July 10, 2016, New York Times newspaper, acrylic ink on wood framed in mesquite
Real, fake, contradictory – the news has been overwhelming this past year. Putting it all in perspective is a new exhibit at Allouche Gallery entitled, Turn The Line. Artist Nick Georgiou conceived of this series during the presidential campaign in 2016, when truth, lies and contradiction hit the newsstands daily, and so daily he began creating a small series of artworks from the Sunday New York Times paper.
The painting-like, literary sculpture series, grew to include other printed newspapers, discarded books, dictionaries, encyclopedias, text books, classics, romance novels, instructional manuals, and on and on – cutting, painting and meticulously positioning each, creating artworks, blending the truth or lie-of-the-day, with beloved classics and factual texts. He added color to the gray and black as a symbolic gesture of truth vs fiction.
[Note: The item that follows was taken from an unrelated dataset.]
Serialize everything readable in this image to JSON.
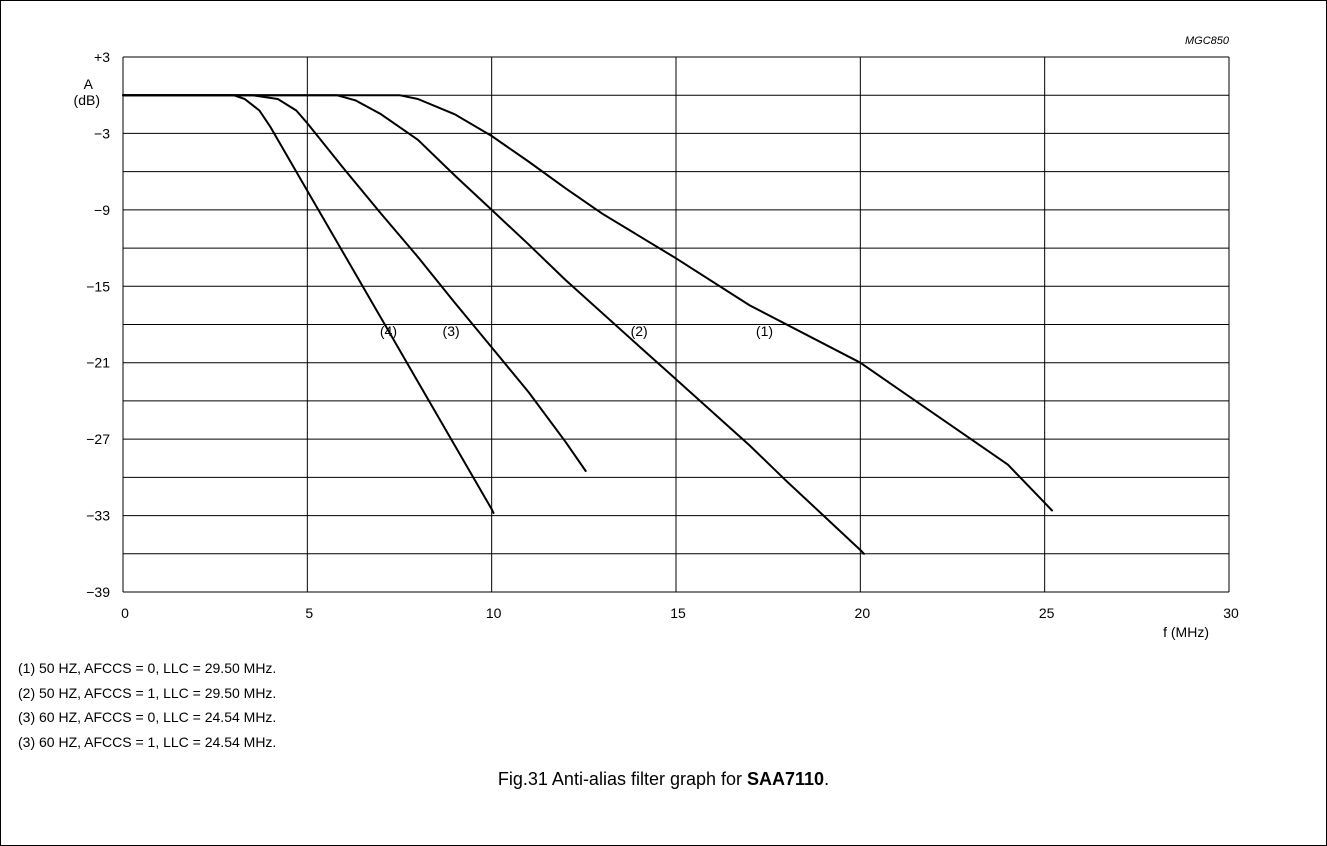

His choice of exhibition title, Turn The Line, was inspired by the idiom “turn the page,” representing not just turning a page, but transforming it. Art, which is often used as a way to present a distasteful or divisive issue, illuminates a subject matter in a way that allows for thought and conversation. The series, Turn The Line, brings words of every kind together without judgement, fact-checking or politics. The content is simply laid, side-by-side, in colorful portrait mode – representing the sum total of who we all are.
The exhibition, Turn The Line by artist Nick Georgiou, will open at Allouche Gallery on May 24. Allouche Gallery is located at 82 Gansevoort Street, directly across the street from the Whitney Museum, and the High Line, in the Meatpacking District. The exhibit will be on view to June 25, 2017.